As residual affects both surface ground cover and root mass, it also has a significant impact on soil organic matter, soil compaction, and water cycle. Another classic piece of research conducted in Nebraska in the 1930’s illustrates the impact of residual on water infiltration and runoff (Figure 4). In this study, three inches of rain was applied through a sprinkler system in 90 minutes. Pasture grazed for a healthy residual experienced only a little over 10% runoff while the overgrazed pasture lost 75% of the rain falling on that area. Most droughts in the Midwest are created by man, not acts nature.

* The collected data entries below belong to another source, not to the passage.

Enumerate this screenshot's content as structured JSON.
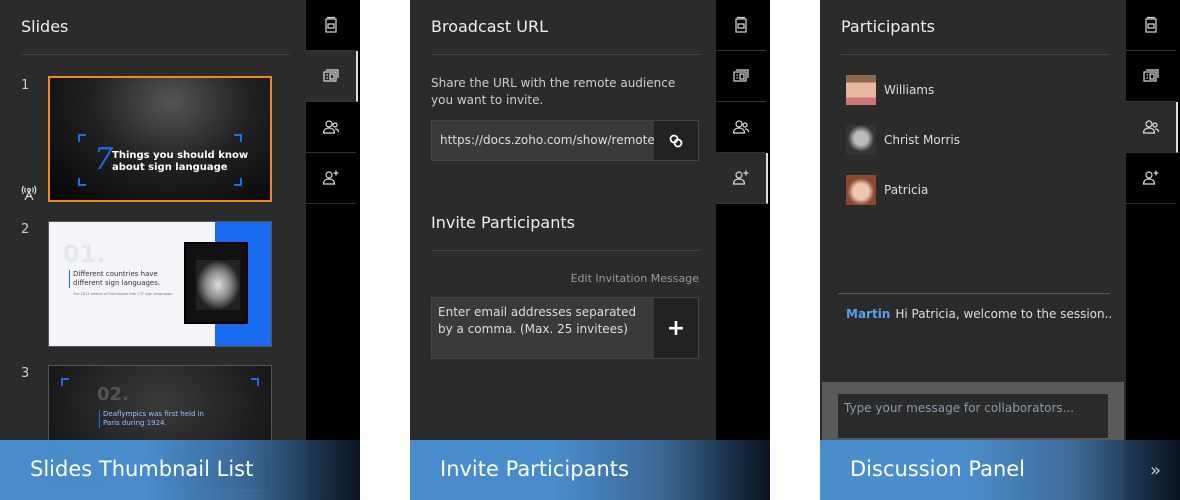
{
  "rail_icons": [
    "notes-icon",
    "slides-icon",
    "participants-icon",
    "add-participant-icon"
  ],
  "colors": {
    "accent": "#4a90d2",
    "selected_border": "#f08a1c",
    "sender": "#5aa0f0",
    "panel": "#2b2b2b"
  },
  "slides_panel": {
    "title": "Slides",
    "caption": "Slides Thumbnail List",
    "active_tab": "slides",
    "slides": [
      {
        "number": "1",
        "big": "7",
        "title": "Things you should know about sign language",
        "selected": true,
        "broadcasting": true
      },
      {
        "number": "2",
        "big": "01.",
        "title": "Different countries have different sign languages.",
        "subtitle": "The 2013 edition of Ethnologue lists 137 sign languages."
      },
      {
        "number": "3",
        "big": "02.",
        "title": "Deaflympics was first held in Paris during 1924."
      }
    ]
  },
  "invite_panel": {
    "title": "Broadcast URL",
    "caption": "Invite Participants",
    "active_tab": "add-participant",
    "description": "Share the URL with the remote audience you want to invite.",
    "url": "https://docs.zoho.com/show/remote.do",
    "invite_title": "Invite Participants",
    "edit_link": "Edit Invitation Message",
    "email_placeholder": "Enter email addresses separated by a comma. (Max. 25 invitees)",
    "add_label": "+"
  },
  "discussion_panel": {
    "title": "Participants",
    "caption": "Discussion Panel",
    "active_tab": "participants",
    "participants": [
      {
        "name": "Williams"
      },
      {
        "name": "Christ Morris"
      },
      {
        "name": "Patricia"
      }
    ],
    "messages": [
      {
        "sender": "Martin",
        "text": "Hi Patricia, welcome to the session.."
      }
    ],
    "input_placeholder": "Type your message for collaborators...",
    "collapse_label": "»"
  }
}
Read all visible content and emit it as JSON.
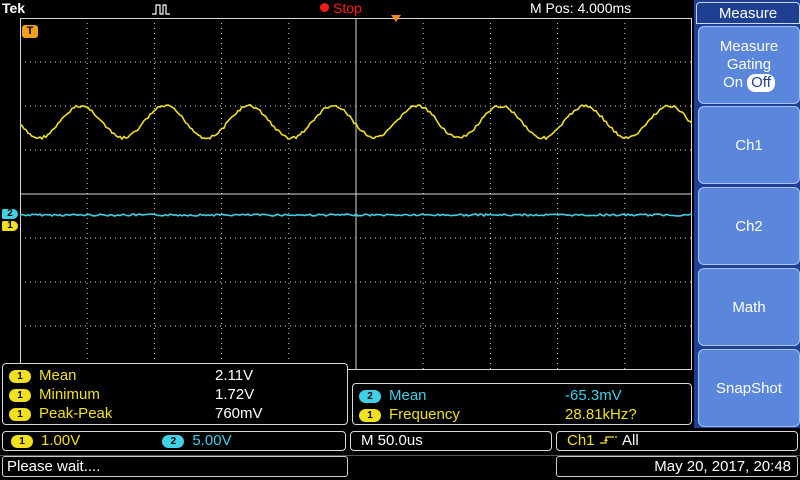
{
  "top": {
    "brand": "Tek",
    "status": "Stop",
    "horizontal_position": "M Pos: 4.000ms"
  },
  "menu": {
    "title": "Measure",
    "gating": {
      "line1": "Measure",
      "line2": "Gating",
      "on_label": "On",
      "off_label": "Off"
    },
    "buttons": [
      "Ch1",
      "Ch2",
      "Math",
      "SnapShot"
    ]
  },
  "measurements_left": [
    {
      "ch": "1",
      "name": "Mean",
      "value": "2.11V"
    },
    {
      "ch": "1",
      "name": "Minimum",
      "value": "1.72V"
    },
    {
      "ch": "1",
      "name": "Peak-Peak",
      "value": "760mV"
    }
  ],
  "measurements_right": [
    {
      "ch": "2",
      "name": "Mean",
      "value": "-65.3mV"
    },
    {
      "ch": "1",
      "name": "Frequency",
      "value": "28.81kHz?"
    }
  ],
  "channels": {
    "ch1": {
      "badge": "1",
      "scale": "1.00V",
      "color": "#f0e020"
    },
    "ch2": {
      "badge": "2",
      "scale": "5.00V",
      "color": "#40d0e8"
    }
  },
  "timebase": "M 50.0us",
  "trigger": {
    "source": "Ch1",
    "mode": "All"
  },
  "status_message": "Please wait....",
  "datetime": "May 20, 2017, 20:48",
  "trigger_marker": "T",
  "colors": {
    "menu_bg": "#1e3f92",
    "menu_button": "#5a86dc",
    "grid": "#d8d8d8"
  }
}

We all know that pastures need to be rested to restore CHO storage and plant vigor, but is that all that the rest period provides? As discussed above, many forages rely on residual leaf area for regrowth, not stored CHO. Rest really allows leaves to regrow, which in turn supplies excess CHO for storage and helps maintain vigor and root growth. Determining appropriate rest period length is a challenge graziers face on an ongoing basis. Animal and plant needs must always be balanced. Longer rest periods provide healthier plants and ample forage, but reduced forage quality. Short rest periods supply high quality forage, but may stress plants and leave forage supply short. Changing growing conditions dictate that rest periods may need to be lengthened or shortened. One thing for sure is leaving more residual increases flexibility in rest management while lower residual reduces management flexibility.

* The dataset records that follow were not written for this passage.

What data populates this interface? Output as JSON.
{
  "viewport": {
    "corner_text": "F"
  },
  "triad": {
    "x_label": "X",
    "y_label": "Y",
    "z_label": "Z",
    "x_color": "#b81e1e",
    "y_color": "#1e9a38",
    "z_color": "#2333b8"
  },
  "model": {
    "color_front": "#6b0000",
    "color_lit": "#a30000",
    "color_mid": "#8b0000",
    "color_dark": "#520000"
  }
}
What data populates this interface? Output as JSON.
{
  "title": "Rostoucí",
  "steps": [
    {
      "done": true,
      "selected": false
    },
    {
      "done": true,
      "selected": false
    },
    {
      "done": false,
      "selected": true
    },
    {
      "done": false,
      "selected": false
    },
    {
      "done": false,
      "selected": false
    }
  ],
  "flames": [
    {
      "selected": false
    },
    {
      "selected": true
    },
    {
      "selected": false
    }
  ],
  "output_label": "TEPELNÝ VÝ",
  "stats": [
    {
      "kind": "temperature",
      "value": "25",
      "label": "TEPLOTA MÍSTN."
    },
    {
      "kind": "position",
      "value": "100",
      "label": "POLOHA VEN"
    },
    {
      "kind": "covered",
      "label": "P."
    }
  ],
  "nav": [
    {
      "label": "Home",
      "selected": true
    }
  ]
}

Soils that are severely trampled during wet conditions recover their tilth much quicker if animal pressure is removed and plant roots begin to rapidly grow back. Allowing adequate rest period helps reduce soil compaction. A four year study at FSRC found that soil bulk density tended to be lower for rotationally grazed pastures compared to continuously grazed pastures for low to medium stocking rates. At high stocking rates, compaction was equally severe for both grazing management regimes.

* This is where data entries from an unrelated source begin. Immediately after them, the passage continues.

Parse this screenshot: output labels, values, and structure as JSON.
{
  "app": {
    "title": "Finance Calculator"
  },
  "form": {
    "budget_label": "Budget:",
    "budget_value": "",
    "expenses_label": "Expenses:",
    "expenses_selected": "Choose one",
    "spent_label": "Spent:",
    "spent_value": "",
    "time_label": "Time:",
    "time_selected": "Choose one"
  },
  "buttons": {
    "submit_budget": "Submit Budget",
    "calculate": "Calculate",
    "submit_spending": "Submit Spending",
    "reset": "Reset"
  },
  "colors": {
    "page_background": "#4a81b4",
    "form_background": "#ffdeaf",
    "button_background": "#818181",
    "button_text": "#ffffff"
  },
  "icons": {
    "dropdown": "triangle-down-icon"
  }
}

Several environmental and wildlife benefits can be attributed to providing rest periods. The stream bank stability and bird nesting studies conducted in Wisconsin by Paine and Undersander, being good examples. Several studies in the western US have shown notable streambank improvement where planned grazing systems have been implemented. It is the continuous presence of livestock in riparian areas that creates problems, not the occasional use of a site by livestock. Native plant species tend to increase when appropriate rest periods are provided. Appropriateness includes both timing and duration.
The required rest period may be as short as 10 to 15 days in springtime on well- fertilized cool grasses during their peak growth period. The same species may require up to 45 days rest during hotter, drier periods. Rest requirements for tall grass prairie sites may vary from 20 to 60 days depending on growing conditions. In semi-arid rangelands, a single grazing period per year may be all that is appropriate followed by a full year’s rest. Rest management cannot be calendar based but must be planned in response to growing conditions and planned use patterns.
The movement of animals from one pasture to another draws the previous concepts together into the management system. The day-to-day management of the rotation determines soil, plant, and animal response to our actions. The previous concepts are the scientific basis of MiG, managing the rotation is the art.